Project WET staff are accustomed to traveling the globe to train educators to teach about water. It’s more rare that the world comes to Bozeman, home of the Project WET Foundation’s headquarters. International teachers from 11 different countries recently participated in a Project WET workshop as part of the six-week-long Teaching Excellence and Achievement Program sponsored by the U.S. State Department and IREX and hosted by World Montana and Montana State University. Project WET summer intern Rosalyn Kutsch—who was herself a State Department exchange participant to Mongolia—took part as a trainer and also wrote an article about the experience for the Bozeman High School Hawk Tawk student newspaper. The blog post below is based on Rosalyn’s article, which appeared in the November 1st edition of Hawk Tawk:
Bozeman High School students may have noticed some foreign teachers around campus recently, but they probably didn’t realize that the school was serving as the site of an important international educational exchange that brought 19 teachers from 11 different countries to Bozeman. For one week of their six-week-long stay, they were paired with local teachers to learn new educational methods to bring back to their home countries. Part of that experience included a teaching workshop hosted by Project WET. I assisted in running the workshop and spoke with many of the guest teachers about water education and technology in their countries.

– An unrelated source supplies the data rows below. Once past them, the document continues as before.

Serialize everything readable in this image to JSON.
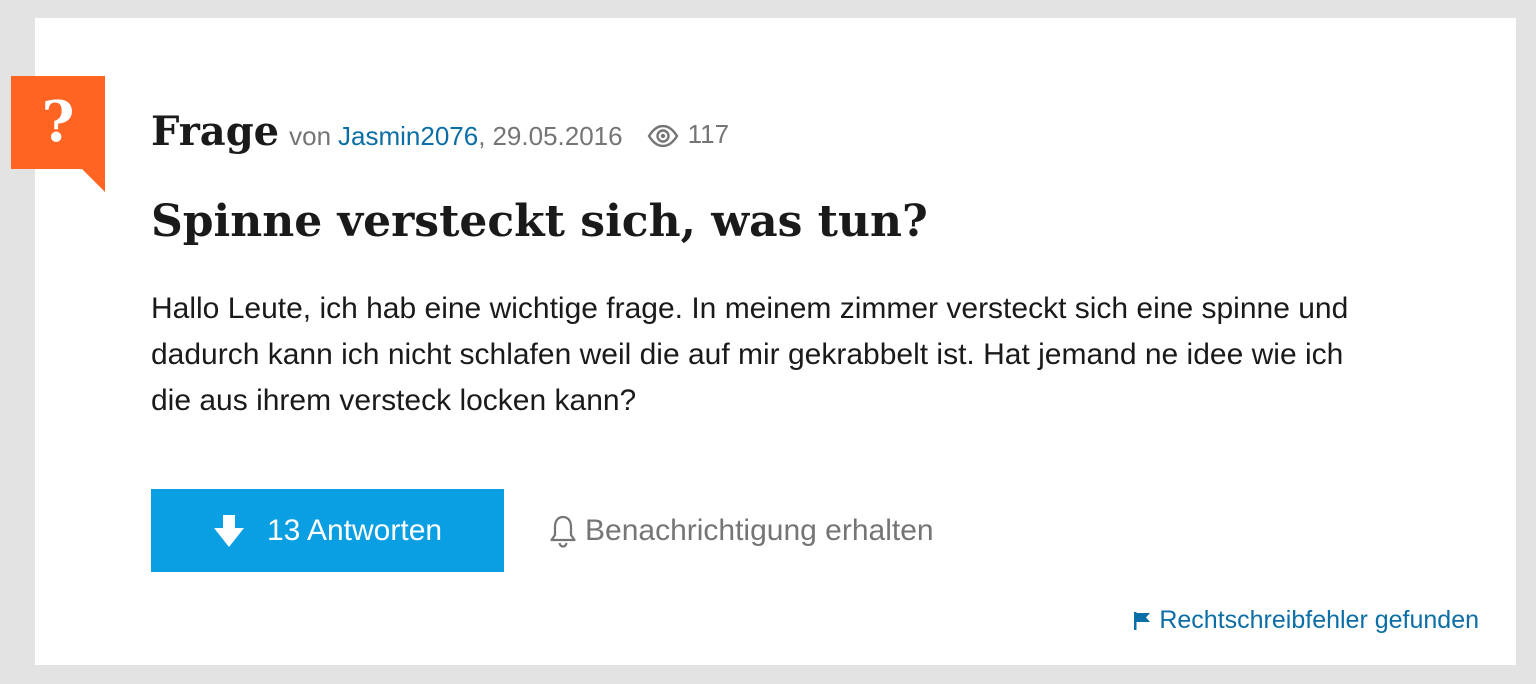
{
  "question": {
    "badge_mark": "?",
    "type_label": "Frage",
    "by_label": "von",
    "author": "Jasmin2076",
    "date_sep": ",",
    "date": "29.05.2016",
    "views": "117",
    "title": "Spinne versteckt sich, was tun?",
    "body": "Hallo Leute, ich hab eine wichtige frage. In meinem zimmer versteckt sich eine spinne und dadurch kann ich nicht schlafen weil die auf mir gekrabbelt ist. Hat jemand ne idee wie ich die aus ihrem versteck locken kann?"
  },
  "actions": {
    "answers_label": "13 Antworten",
    "notify_label": "Benachrichtigung erhalten",
    "report_label": "Rechtschreibfehler gefunden"
  },
  "icons": {
    "badge": "question-mark-icon",
    "views": "eye-icon",
    "answers": "arrow-down-icon",
    "notify": "bell-icon",
    "report": "flag-icon"
  },
  "colors": {
    "accent_orange": "#ff6422",
    "button_blue": "#0a9fe3",
    "link_blue": "#0b6ea6",
    "muted_gray": "#757575",
    "page_background": "#e3e3e3"
  }
}
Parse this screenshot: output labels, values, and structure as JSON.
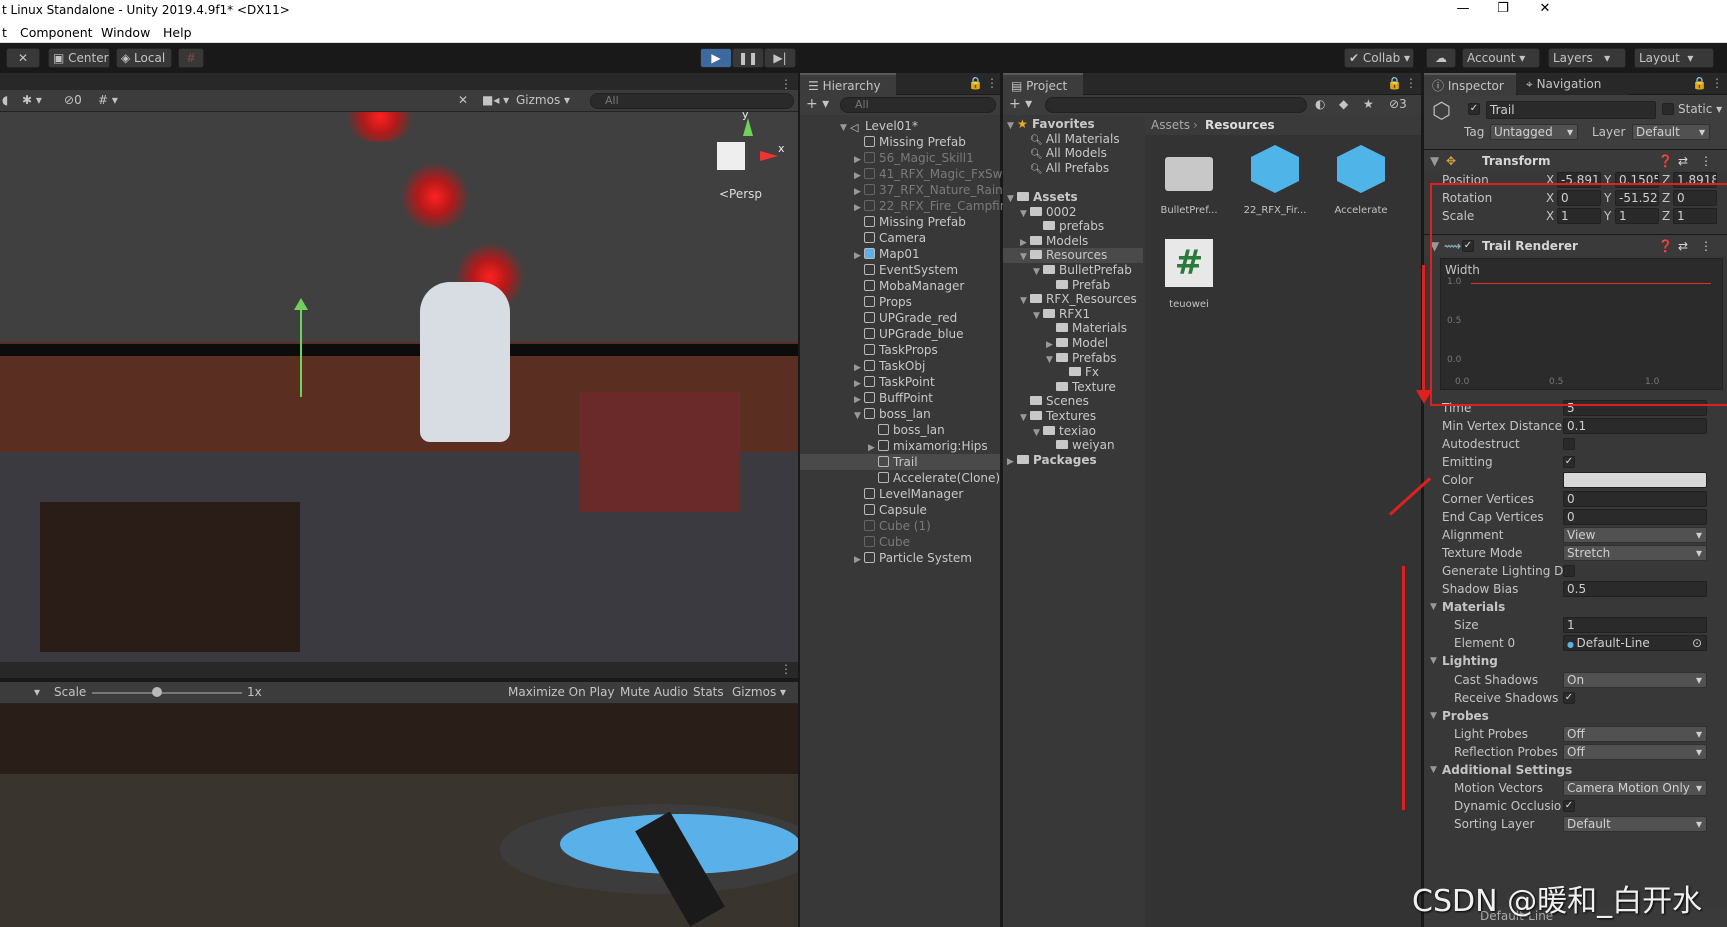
{
  "window": {
    "title": "t Linux Standalone - Unity 2019.4.9f1* <DX11>",
    "min": "—",
    "max": "❐",
    "close": "✕"
  },
  "menu": [
    "t",
    "Component",
    "Window",
    "Help"
  ],
  "toolbar": {
    "center": "Center",
    "local": "Local",
    "collab": "Collab",
    "account": "Account",
    "layers": "Layers",
    "layout": "Layout"
  },
  "scene": {
    "gizmos": "Gizmos",
    "search_placeholder": "All",
    "persp": "<Persp",
    "hidden_count": "0",
    "axis_y": "y",
    "axis_x": "x"
  },
  "game": {
    "scale_label": "Scale",
    "scale_value": "1x",
    "maximize": "Maximize On Play",
    "mute": "Mute Audio",
    "stats": "Stats",
    "gizmos": "Gizmos"
  },
  "hierarchy": {
    "tab": "Hierarchy",
    "search_placeholder": "All",
    "items": [
      {
        "label": "Level01*",
        "indent": 0,
        "fold": "▼",
        "kind": "scene"
      },
      {
        "label": "Missing Prefab",
        "indent": 1,
        "fold": "",
        "kind": "obj"
      },
      {
        "label": "56_Magic_Skill1",
        "indent": 1,
        "fold": "▶",
        "kind": "dim"
      },
      {
        "label": "41_RFX_Magic_FxSwc",
        "indent": 1,
        "fold": "▶",
        "kind": "dim"
      },
      {
        "label": "37_RFX_Nature_Rain2",
        "indent": 1,
        "fold": "▶",
        "kind": "dim"
      },
      {
        "label": "22_RFX_Fire_Campfire",
        "indent": 1,
        "fold": "▶",
        "kind": "dim"
      },
      {
        "label": "Missing Prefab",
        "indent": 1,
        "fold": "",
        "kind": "obj"
      },
      {
        "label": "Camera",
        "indent": 1,
        "fold": "",
        "kind": "obj"
      },
      {
        "label": "Map01",
        "indent": 1,
        "fold": "▶",
        "kind": "prefab"
      },
      {
        "label": "EventSystem",
        "indent": 1,
        "fold": "",
        "kind": "obj"
      },
      {
        "label": "MobaManager",
        "indent": 1,
        "fold": "",
        "kind": "obj"
      },
      {
        "label": "Props",
        "indent": 1,
        "fold": "",
        "kind": "obj"
      },
      {
        "label": "UPGrade_red",
        "indent": 1,
        "fold": "",
        "kind": "obj"
      },
      {
        "label": "UPGrade_blue",
        "indent": 1,
        "fold": "",
        "kind": "obj"
      },
      {
        "label": "TaskProps",
        "indent": 1,
        "fold": "",
        "kind": "obj"
      },
      {
        "label": "TaskObj",
        "indent": 1,
        "fold": "▶",
        "kind": "obj"
      },
      {
        "label": "TaskPoint",
        "indent": 1,
        "fold": "▶",
        "kind": "obj"
      },
      {
        "label": "BuffPoint",
        "indent": 1,
        "fold": "▶",
        "kind": "obj"
      },
      {
        "label": "boss_lan",
        "indent": 1,
        "fold": "▼",
        "kind": "obj"
      },
      {
        "label": "boss_lan",
        "indent": 2,
        "fold": "",
        "kind": "obj"
      },
      {
        "label": "mixamorig:Hips",
        "indent": 2,
        "fold": "▶",
        "kind": "obj"
      },
      {
        "label": "Trail",
        "indent": 2,
        "fold": "",
        "kind": "sel"
      },
      {
        "label": "Accelerate(Clone)",
        "indent": 2,
        "fold": "",
        "kind": "obj"
      },
      {
        "label": "LevelManager",
        "indent": 1,
        "fold": "",
        "kind": "obj"
      },
      {
        "label": "Capsule",
        "indent": 1,
        "fold": "",
        "kind": "obj"
      },
      {
        "label": "Cube (1)",
        "indent": 1,
        "fold": "",
        "kind": "dim"
      },
      {
        "label": "Cube",
        "indent": 1,
        "fold": "",
        "kind": "dim"
      },
      {
        "label": "Particle System",
        "indent": 1,
        "fold": "▶",
        "kind": "obj"
      }
    ]
  },
  "project": {
    "tab": "Project",
    "breadcrumb": [
      "Assets",
      "Resources"
    ],
    "hidden_count": "3",
    "tree": [
      {
        "label": "Favorites",
        "indent": 0,
        "fold": "▼",
        "kind": "star"
      },
      {
        "label": "All Materials",
        "indent": 1,
        "fold": "",
        "kind": "search"
      },
      {
        "label": "All Models",
        "indent": 1,
        "fold": "",
        "kind": "search"
      },
      {
        "label": "All Prefabs",
        "indent": 1,
        "fold": "",
        "kind": "search"
      },
      {
        "label": "",
        "indent": 0,
        "fold": "",
        "kind": "gap"
      },
      {
        "label": "Assets",
        "indent": 0,
        "fold": "▼",
        "kind": "bold"
      },
      {
        "label": "0002",
        "indent": 1,
        "fold": "▼",
        "kind": "folder"
      },
      {
        "label": "prefabs",
        "indent": 2,
        "fold": "",
        "kind": "folder"
      },
      {
        "label": "Models",
        "indent": 1,
        "fold": "▶",
        "kind": "folder"
      },
      {
        "label": "Resources",
        "indent": 1,
        "fold": "▼",
        "kind": "selfolder"
      },
      {
        "label": "BulletPrefab",
        "indent": 2,
        "fold": "▼",
        "kind": "folder"
      },
      {
        "label": "Prefab",
        "indent": 3,
        "fold": "",
        "kind": "folder"
      },
      {
        "label": "RFX_Resources",
        "indent": 1,
        "fold": "▼",
        "kind": "folder"
      },
      {
        "label": "RFX1",
        "indent": 2,
        "fold": "▼",
        "kind": "folder"
      },
      {
        "label": "Materials",
        "indent": 3,
        "fold": "",
        "kind": "folder"
      },
      {
        "label": "Model",
        "indent": 3,
        "fold": "▶",
        "kind": "folder"
      },
      {
        "label": "Prefabs",
        "indent": 3,
        "fold": "▼",
        "kind": "folder"
      },
      {
        "label": "Fx",
        "indent": 4,
        "fold": "",
        "kind": "folder"
      },
      {
        "label": "Texture",
        "indent": 3,
        "fold": "",
        "kind": "folder"
      },
      {
        "label": "Scenes",
        "indent": 1,
        "fold": "",
        "kind": "folder"
      },
      {
        "label": "Textures",
        "indent": 1,
        "fold": "▼",
        "kind": "folder"
      },
      {
        "label": "texiao",
        "indent": 2,
        "fold": "▼",
        "kind": "folder"
      },
      {
        "label": "weiyan",
        "indent": 3,
        "fold": "",
        "kind": "folder"
      },
      {
        "label": "Packages",
        "indent": 0,
        "fold": "▶",
        "kind": "bold"
      }
    ],
    "assets": [
      {
        "label": "BulletPref...",
        "icon": "folder"
      },
      {
        "label": "22_RFX_Fir...",
        "icon": "cube"
      },
      {
        "label": "Accelerate",
        "icon": "cube"
      },
      {
        "label": "teuowei",
        "icon": "script"
      }
    ]
  },
  "inspector": {
    "tab": "Inspector",
    "tab2": "Navigation",
    "object_name": "Trail",
    "static": "Static",
    "tag_label": "Tag",
    "tag_value": "Untagged",
    "layer_label": "Layer",
    "layer_value": "Default",
    "transform": {
      "title": "Transform",
      "rows": [
        {
          "label": "Position",
          "x": "-5.891",
          "y": "0.1505",
          "z": "1.8918"
        },
        {
          "label": "Rotation",
          "x": "0",
          "y": "-51.52",
          "z": "0"
        },
        {
          "label": "Scale",
          "x": "1",
          "y": "1",
          "z": "1"
        }
      ]
    },
    "trail": {
      "title": "Trail Renderer",
      "width_label": "Width",
      "curve_ticks": [
        "1.0",
        "0.5",
        "0.0"
      ],
      "curve_x_ticks": [
        "0.0",
        "0.5",
        "1.0"
      ],
      "props": [
        {
          "label": "Time",
          "type": "field",
          "value": "5"
        },
        {
          "label": "Min Vertex Distance",
          "type": "field",
          "value": "0.1"
        },
        {
          "label": "Autodestruct",
          "type": "check",
          "value": ""
        },
        {
          "label": "Emitting",
          "type": "check",
          "value": "✓"
        },
        {
          "label": "Color",
          "type": "color",
          "value": "#d8d8d8"
        },
        {
          "label": "Corner Vertices",
          "type": "field",
          "value": "0"
        },
        {
          "label": "End Cap Vertices",
          "type": "field",
          "value": "0"
        },
        {
          "label": "Alignment",
          "type": "drop",
          "value": "View"
        },
        {
          "label": "Texture Mode",
          "type": "drop",
          "value": "Stretch"
        },
        {
          "label": "Generate Lighting Da",
          "type": "check",
          "value": ""
        },
        {
          "label": "Shadow Bias",
          "type": "field",
          "value": "0.5"
        },
        {
          "label": "Materials",
          "type": "section",
          "value": ""
        },
        {
          "label": "Size",
          "type": "fieldsub",
          "value": "1"
        },
        {
          "label": "Element 0",
          "type": "objsub",
          "value": "Default-Line"
        },
        {
          "label": "Lighting",
          "type": "section",
          "value": ""
        },
        {
          "label": "Cast Shadows",
          "type": "dropsub",
          "value": "On"
        },
        {
          "label": "Receive Shadows",
          "type": "checksub",
          "value": "✓"
        },
        {
          "label": "Probes",
          "type": "section",
          "value": ""
        },
        {
          "label": "Light Probes",
          "type": "dropsub",
          "value": "Off"
        },
        {
          "label": "Reflection Probes",
          "type": "dropsub",
          "value": "Off"
        },
        {
          "label": "Additional Settings",
          "type": "section",
          "value": ""
        },
        {
          "label": "Motion Vectors",
          "type": "dropsub",
          "value": "Camera Motion Only"
        },
        {
          "label": "Dynamic Occlusio",
          "type": "checksub",
          "value": "✓"
        },
        {
          "label": "Sorting Layer",
          "type": "dropsub",
          "value": "Default"
        }
      ],
      "bottom_material": "Default-Line"
    }
  },
  "watermark": "CSDN @暖和_白开水",
  "colors": {
    "accent": "#3d6a9e",
    "annotation": "#e02020",
    "panel": "#383838",
    "selected": "#4a4a4a"
  }
}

The interaction between Project WET and the international teachers was an ideal way to exemplify the importance of education in shaping behavioral changes. Many countries around the world struggle with ensuring clean drinking water and appreciate the vital linkage between water and the health of a community. To address that, the international teachers learned several games and activities to teach their own students about water quality and water and health.